O próprio governo de Cameron não escapa às divisões. O ministro da Justiça, Michael Gove, lidera o grupo de seis ministros dissidentes que já anunciaram a intenção de fazer campanha pelo brexit. Horas depois de o primeiro-ministro ter anunciado a data do referendo, Gove deixou-se fotografar na sede da campanha Vote Leave, com os colegas de executivo, o ministro do Trabalho e Pensões, Iain Duncan Smith, o da Cultura, John Whittingdale, o presidente da Câmara dos Comuns, Chris Grayling, a ministra da Irlanda do Norte, Theresa Villiers, e o secretário de Estado do Emprego, Priti Patel, que participa nos Conselhos de Ministros.

O "gangue dos seis", como lhe chamou o The Guardian, posou ao lado de um cartaz onde se podia ler: "Vamos retomar o controlo!" O grande ausente neste grupo era Boris Johnson. O mayor de Londres, que deixa a presidência da câmara da capital em maio e é apontado como um dos favoritos a suceder a Cameron à frente dos conservadores britânicos, ainda não esclareceu se vai fazer campanha pela saída ou pela permanência do Reino Unido.
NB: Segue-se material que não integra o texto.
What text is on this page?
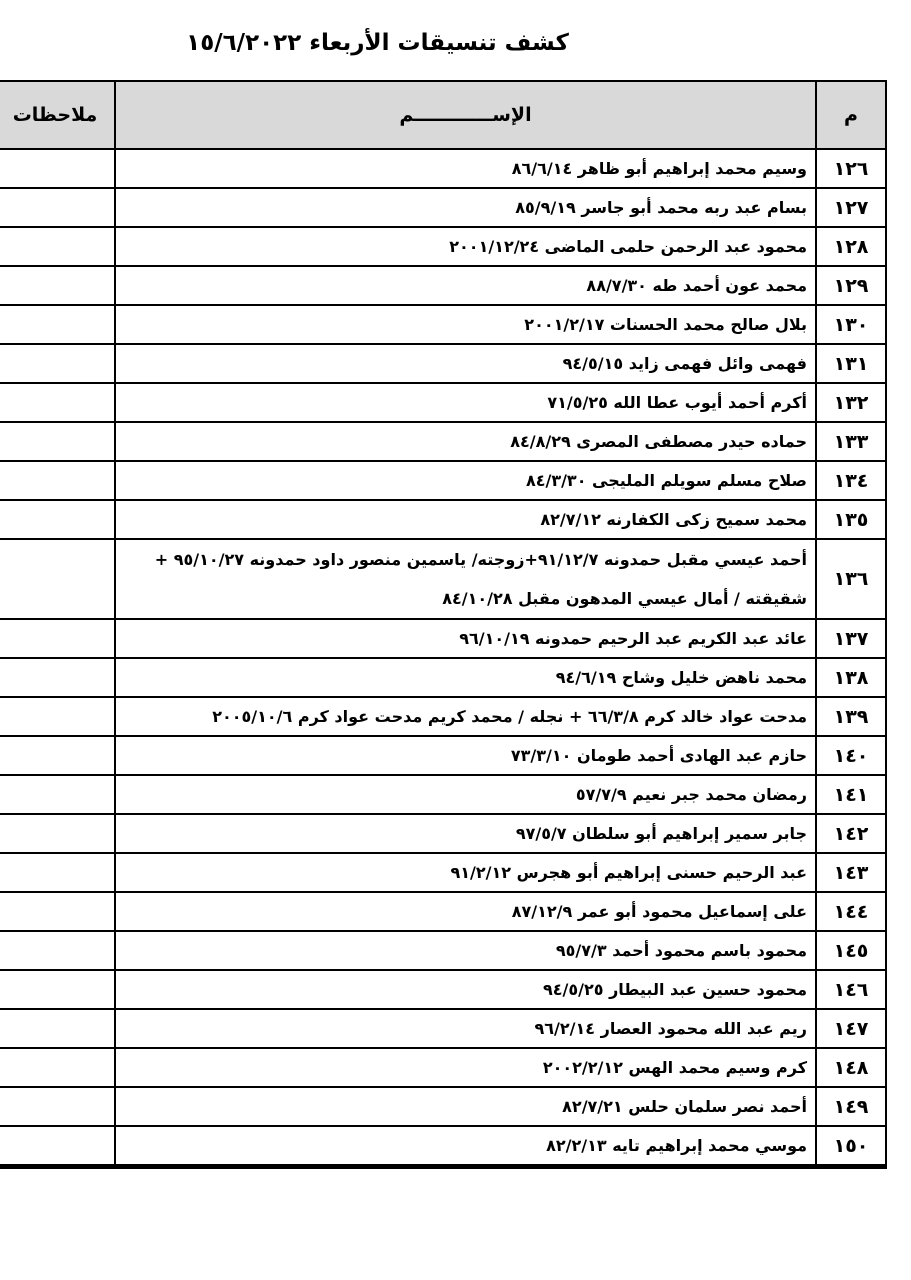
كشف تنسيقات الأربعاء ١٥/٦/٢٠٢٢
م	الإســــــــــــم	ملاحظات
١٢٦	وسيم محمد إبراهيم أبو ظاهر ٨٦/٦/١٤	
١٢٧	بسام عبد ربه محمد أبو جاسر ٨٥/٩/١٩	
١٢٨	محمود عبد الرحمن حلمى الماضى ٢٠٠١/١٢/٢٤	
١٢٩	محمد عون أحمد طه ٨٨/٧/٣٠	
١٣٠	بلال صالح محمد الحسنات ٢٠٠١/٢/١٧	
١٣١	فهمى وائل فهمى زايد ٩٤/٥/١٥	
١٣٢	أكرم أحمد أيوب عطا الله ٧١/٥/٢٥	
١٣٣	حماده حيدر مصطفى المصرى ٨٤/٨/٢٩	
١٣٤	صلاح مسلم سويلم المليجى ٨٤/٣/٣٠	
١٣٥	محمد سميح زكى الكفارنه ٨٢/٧/١٢	
١٣٦	أحمد عيسي مقبل حمدونه ٩١/١٢/٧+زوجته/ ياسمين منصور داود حمدونه ٩٥/١٠/٢٧ + شقيقته / أمال عيسي المدهون مقبل ٨٤/١٠/٢٨	
١٣٧	عائد عبد الكريم عبد الرحيم حمدونه ٩٦/١٠/١٩	
١٣٨	محمد ناهض خليل وشاح ٩٤/٦/١٩	
١٣٩	مدحت عواد خالد كرم ٦٦/٣/٨ + نجله / محمد كريم مدحت عواد كرم ٢٠٠٥/١٠/٦	
١٤٠	حازم عبد الهادى أحمد طومان ٧٣/٣/١٠	
١٤١	رمضان محمد جبر نعيم ٥٧/٧/٩	
١٤٢	جابر سمير إبراهيم أبو سلطان ٩٧/٥/٧	
١٤٣	عبد الرحيم حسنى إبراهيم أبو هجرس ٩١/٢/١٢	
١٤٤	على إسماعيل محمود أبو عمر ٨٧/١٢/٩	
١٤٥	محمود باسم محمود أحمد ٩٥/٧/٣	
١٤٦	محمود حسين عبد البيطار ٩٤/٥/٢٥	
١٤٧	ريم عبد الله محمود العصار ٩٦/٢/١٤	
١٤٨	كرم وسيم محمد الهس ٢٠٠٢/٢/١٢	
١٤٩	أحمد نصر سلمان حلس ٨٢/٧/٢١	
١٥٠	موسي محمد إبراهيم تايه ٨٢/٢/١٣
Nesta sua longa luta para manter os britânicos na União, Cameron conta com o apoio de Jeremy Corbyn e do seu Partido Trabalhista. O líder do Labour criticou o acordo alcançado pelo primeiro-ministro conservador, que disse estar "mais preocupado em acalmar os seus opositores" do que em "garantir os empregos" dos britânicos. Mesmo assim, Corbyn confirmou que vai fazer campanha para manter o Reino Unido na Europa porque isso traz "investimentos, empregos e proteção aos trabalhadores e consumidores britânicos".

Alerta escocês

Caso o Reino Unido vote a favor da saída da União Europeia no referendo de junho, contra a vontade dos escoceses, a pressão para uma nova nova consulta sobre a independência vai crescer. O alerta foi deixado pela primeira-ministra escocesa, a nacionalista Nicola Sturgeon. A chefe do executivo de Edimburgo reafirmou ser a favor da permanência do Reino Unido na UE, tal como a larga maioria dos cinco milhões de escoceses.

Uma posição que pode contudo não ser suficiente para fazer pender a balança para o lado da permanência, caso os 53 milhões de ingleses (84% da população do Reino Unido) votem esmagadoramente a favor do brexit. "As sondagens mostram que por todo o Reino Unido este referendo está no fio da navalha e por isso é tão importante que a campanha pela permanência seja positiva", explicou Sturgeon, cujo SNP conquistou 56 dos 59 deputados da Escócia nas eleições de maio. Também Alex Salmond, antecessor de Sturgeon à frente do governo escocês, garantiu: "Se formos arrastados para fora por um eleitorado britânico muito maior, a pressão para um novo referendo sobre a independência da Escócia seria irresistível e, penso, muito rápido."

Uma eventual saída do Reino Unido deixaria ainda mais abalada uma União Europeia já dividida pela crise dos refugiados e ainda não recomposta da crise da dívida. Até porque, sem os britânicos, a União perderia a sua segunda maior economia (atrás da alemã) e o seu principal centro financeiro.

No Reino Unido há também quem alerte para os malefícios do brexit. Empresas como a petrolífera BP ou a farmacêutica GlaxoSmith-Kline avisaram que a economia britânica, com um PIB de 2,9 biliões, enfrentaria anos de incerteza fora da UE. E o banco de investimento Goldman Sachs admite que a libra pode desvalorizar um quinto.